Question 7: Create a circuit with 1-bit inputs Up, Down, Left, and Right, and a 4-bit output Pos. Pos should represent the position of an item in a 2x2 grid, using one-hot encoding. The bit of Pos that represents each position on the grid is shown below. For example, if the item is in the bottom left of the grid then Pos should be 0001.
If Up, Down, Left, or Right are high on a rising clock edge, Pos should be updated accordingly (you may assume only one of these inputs will be high at a time). For example, if Pos starts as 0001 and Right is high on the next rising edge, then Pos should immediately be updated to 0100. If Right is still high on the next rising edge, then Pos should remain as 0100, as the item has reached the rightmost edge of the grid.
Permitted components: All components are permitted.
Question 8: Create a circuit that controls a timer LED, with 1-bit inputs Start/Stop, Reset, and Snooze, a 4-bit input In, and a 4-bit output Out. The timer LED should only be on when Out is exactly 0000.

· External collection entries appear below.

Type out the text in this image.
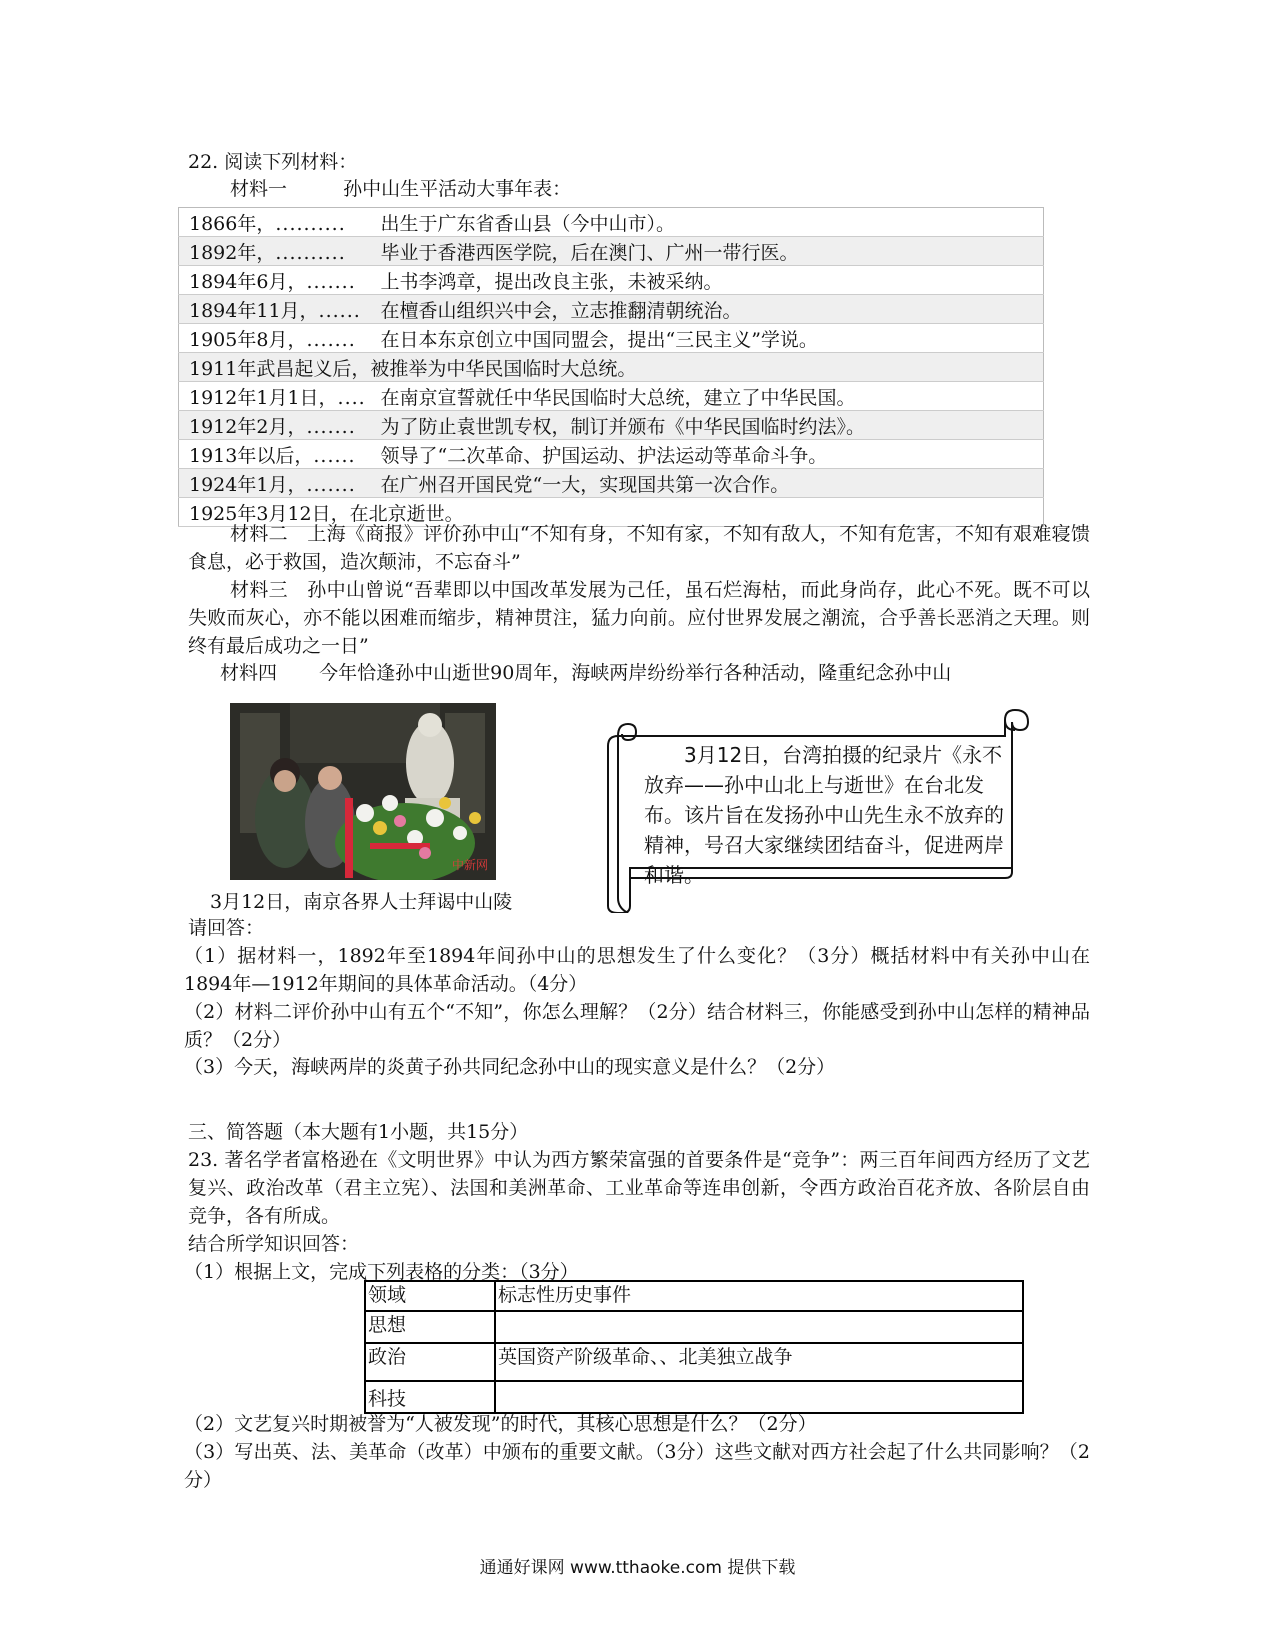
22. 阅读下列材料：
材料一	孙中山生平活动大事年表：
1866年，.......... 出生于广东省香山县（今中山市）。
1892年，.......... 毕业于香港西医学院，后在澳门、广州一带行医。
1894年6月，....... 上书李鸿章，提出改良主张，未被采纳。
1894年11月，...... 在檀香山组织兴中会，立志推翻清朝统治。
1905年8月，....... 在日本东京创立中国同盟会，提出“三民主义”学说。
1911年武昌起义后，被推举为中华民国临时大总统。
1912年1月1日，.... 在南京宣誓就任中华民国临时大总统，建立了中华民国。
1912年2月，....... 为了防止袁世凯专权，制订并颁布《中华民国临时约法》。
1913年以后，...... 领导了“二次革命、护国运动、护法运动等革命斗争。
1924年1月，....... 在广州召开国民党“一大，实现国共第一次合作。
1925年3月12日，在北京逝世。
材料二　上海《商报》评价孙中山“不知有身，不知有家，不知有敌人，不知有危害，不知有艰难寝馈食息，必于救国，造次颠沛，不忘奋斗”
材料三　孙中山曾说“吾辈即以中国改革发展为己任，虽石烂海枯，而此身尚存，此心不死。既不可以失败而灰心，亦不能以困难而缩步，精神贯注，猛力向前。应付世界发展之潮流，合乎善长恶消之天理。则终有最后成功之一日”
材料四 今年恰逢孙中山逝世90周年，海峡两岸纷纷举行各种活动，隆重纪念孙中山
中新网
3月12日，南京各界人士拜谒中山陵
3月12日，台湾拍摄的纪录片《永不放弃——孙中山北上与逝世》在台北发布。该片旨在发扬孙中山先生永不放弃的精神，号召大家继续团结奋斗，促进两岸和谐。
请回答：
（1）据材料一，1892年至1894年间孙中山的思想发生了什么变化？（3分）概括材料中有关孙中山在1894年—1912年期间的具体革命活动。（4分）
（2）材料二评价孙中山有五个“不知”，你怎么理解？（2分）结合材料三，你能感受到孙中山怎样的精神品质？（2分）
（3）今天，海峡两岸的炎黄子孙共同纪念孙中山的现实意义是什么？（2分）
三、简答题（本大题有1小题，共15分）
23. 著名学者富格逊在《文明世界》中认为西方繁荣富强的首要条件是“竞争”：两三百年间西方经历了文艺复兴、政治改革（君主立宪）、法国和美洲革命、工业革命等连串创新，令西方政治百花齐放、各阶层自由竞争，各有所成。
结合所学知识回答：
（1）根据上文，完成下列表格的分类：（3分）
领域	标志性历史事件
思想	
政治	英国资产阶级革命、、北美独立战争
科技	
（2）文艺复兴时期被誉为“人被发现”的时代，其核心思想是什么？（2分）
（3）写出英、法、美革命（改革）中颁布的重要文献。（3分）这些文献对西方社会起了什么共同影响？（2分）
通通好课网 www.tthaoke.com 提供下载
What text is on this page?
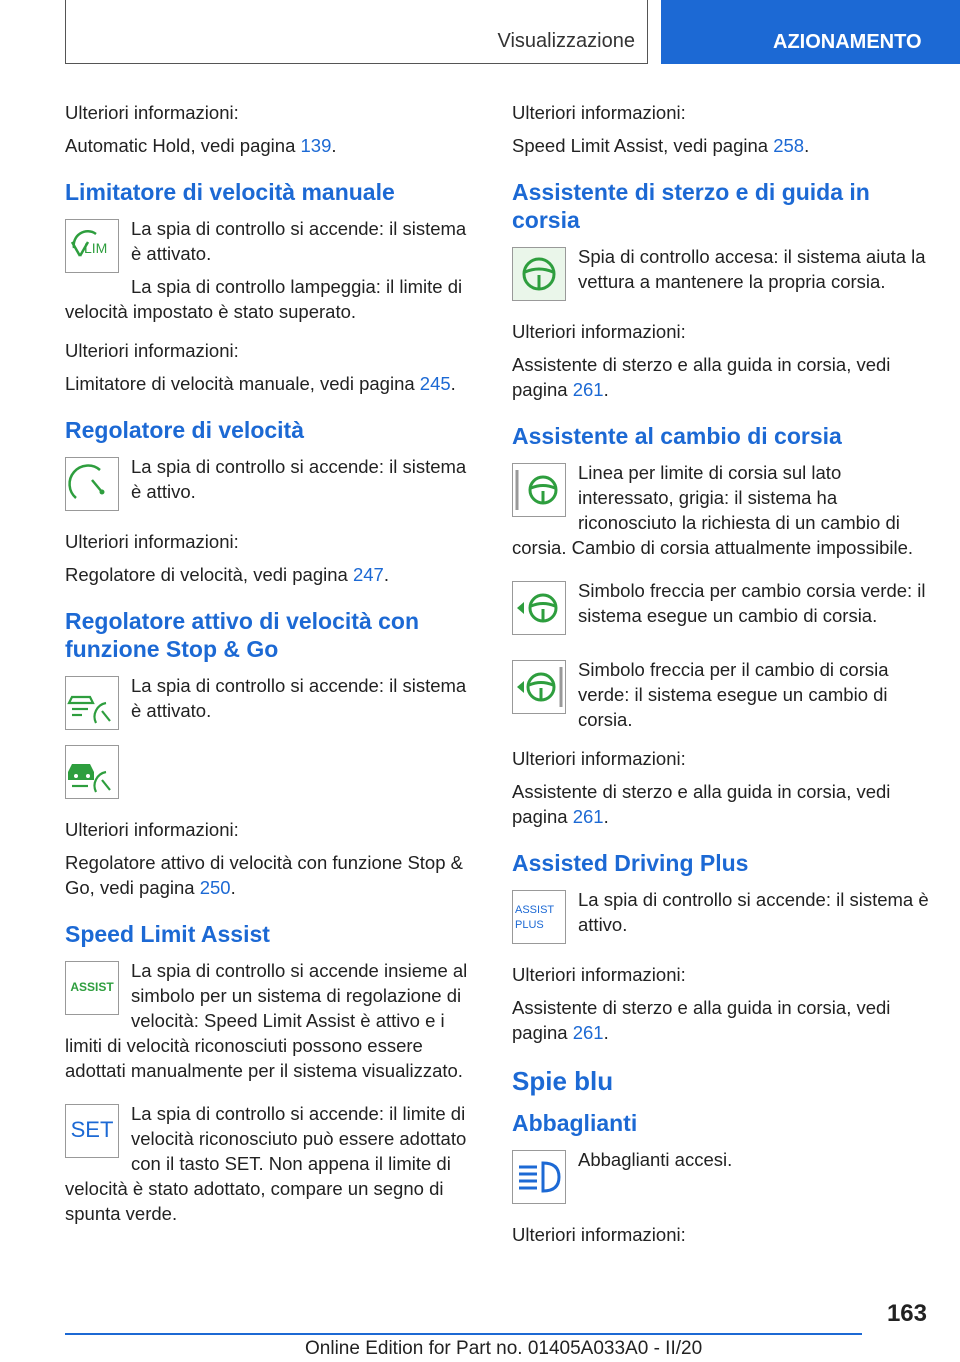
Visualizzazione	AZIONAMENTO

Ulteriori informazioni:

Automatic Hold, vedi pagina 139.

Limitatore di velocità manuale
LIM

La spia di controllo si accende: il sistema è attivato.

La spia di controllo lampeggia: il limite di velocità impostato è stato superato.

Ulteriori informazioni:

Limitatore di velocità manuale, vedi pagina 245.

Regolatore di velocità

La spia di controllo si accende: il sistema è attivo.

Ulteriori informazioni:

Regolatore di velocità, vedi pagina 247.

Regolatore attivo di velocità con funzione Stop & Go

La spia di controllo si accende: il sistema è attivato.

Ulteriori informazioni:

Regolatore attivo di velocità con funzione Stop & Go, vedi pagina 250.

Speed Limit Assist
ASSIST

La spia di controllo si accende insieme al simbolo per un sistema di regolazione di velocità: Speed Limit Assist è attivo e i limiti di velocità riconosciuti possono essere adottati manualmente per il sistema visualizzato.

SET

La spia di controllo si accende: il limite di velocità riconosciuto può essere adottato con il tasto SET. Non appena il limite di velocità è stato adottato, compare un segno di spunta verde.

Ulteriori informazioni:

Speed Limit Assist, vedi pagina 258.

Assistente di sterzo e di guida in corsia

Spia di controllo accesa: il sistema aiuta la vettura a mantenere la propria corsia.

Ulteriori informazioni:

Assistente di sterzo e alla guida in corsia, vedi pagina 261.

Assistente al cambio di corsia

Linea per limite di corsia sul lato interessato, grigia: il sistema ha riconosciuto la richiesta di un cambio di corsia. Cambio di corsia attualmente impossibile.

Simbolo freccia per cambio corsia verde: il sistema esegue un cambio di corsia.

Simbolo freccia per il cambio di corsia verde: il sistema esegue un cambio di corsia.

Ulteriori informazioni:

Assistente di sterzo e alla guida in corsia, vedi pagina 261.

Assisted Driving Plus
ASSIST
PLUS

La spia di controllo si accende: il sistema è attivo.

Ulteriori informazioni:

Assistente di sterzo e alla guida in corsia, vedi pagina 261.

Spie blu
Abbaglianti

Abbaglianti accesi.

Ulteriori informazioni:

163
Online Edition for Part no. 01405A033A0 - II/20
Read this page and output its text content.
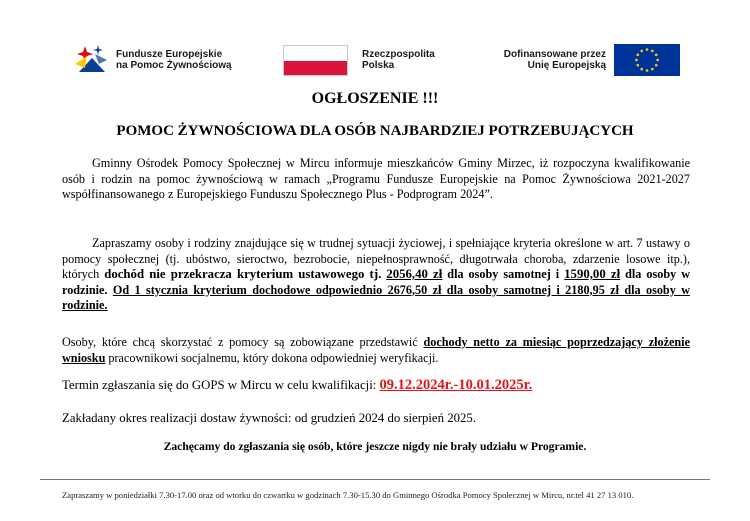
Fundusze Europejskie
na Pomoc Żywnościową
Rzeczpospolita
Polska
Dofinansowane przez
Unię Europejską
OGŁOSZENIE !!!
POMOC ŻYWNOŚCIOWA DLA OSÓB NAJBARDZIEJ POTRZEBUJĄCYCH
Gminny Ośrodek Pomocy Społecznej w Mircu informuje mieszkańców Gminy Mirzec, iż rozpoczyna kwalifikowanie osób i rodzin na pomoc żywnościową w ramach „Programu Fundusze Europejskie na Pomoc Żywnościowa 2021-2027 współfinansowanego z Europejskiego Funduszu Społecznego Plus - Podprogram 2024”.
Zapraszamy osoby i rodziny znajdujące się w trudnej sytuacji życiowej, i spełniające kryteria określone w art. 7 ustawy o pomocy społecznej (tj. ubóstwo, sieroctwo, bezrobocie, niepełnosprawność, długotrwała choroba, zdarzenie losowe itp.), których dochód nie przekracza kryterium ustawowego tj. 2056,40 zł dla osoby samotnej i 1590,00 zł dla osoby w rodzinie. Od 1 stycznia kryterium dochodowe odpowiednio 2676,50 zł dla osoby samotnej i 2180,95 zł dla osoby w rodzinie.
Osoby, które chcą skorzystać z pomocy są zobowiązane przedstawić dochody netto za miesiąc poprzedzający złożenie wniosku pracownikowi socjalnemu, który dokona odpowiedniej weryfikacji.
Termin zgłaszania się do GOPS w Mircu w celu kwalifikacji: 09.12.2024r.-10.01.2025r.
Zakładany okres realizacji dostaw żywności: od grudzień 2024 do sierpień 2025.
Zachęcamy do zgłaszania się osób, które jeszcze nigdy nie brały udziału w Programie.
Zapraszamy w poniedziałki 7.30-17.00 oraz od wtorku do czwartku w godzinach 7.30-15.30 do Gminnego Ośrodka Pomocy Społecznej w Mircu, nr.tel 41 27 13 010.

While Reset is 1: On a rising clock edge, Out should be set to the value of In.
While Snooze is 1: On a rising clock edge, if the timer LED is on, then Out should be set to 0101. You may assume that Reset and Snooze will not be high at the same time.
While Start/Stop is 1: On a rising clock edge, if Reset is low, then the value of Out should decrement by 1. When Out reaches 0000, it should stay at that value.
Permitted components: All components are permitted.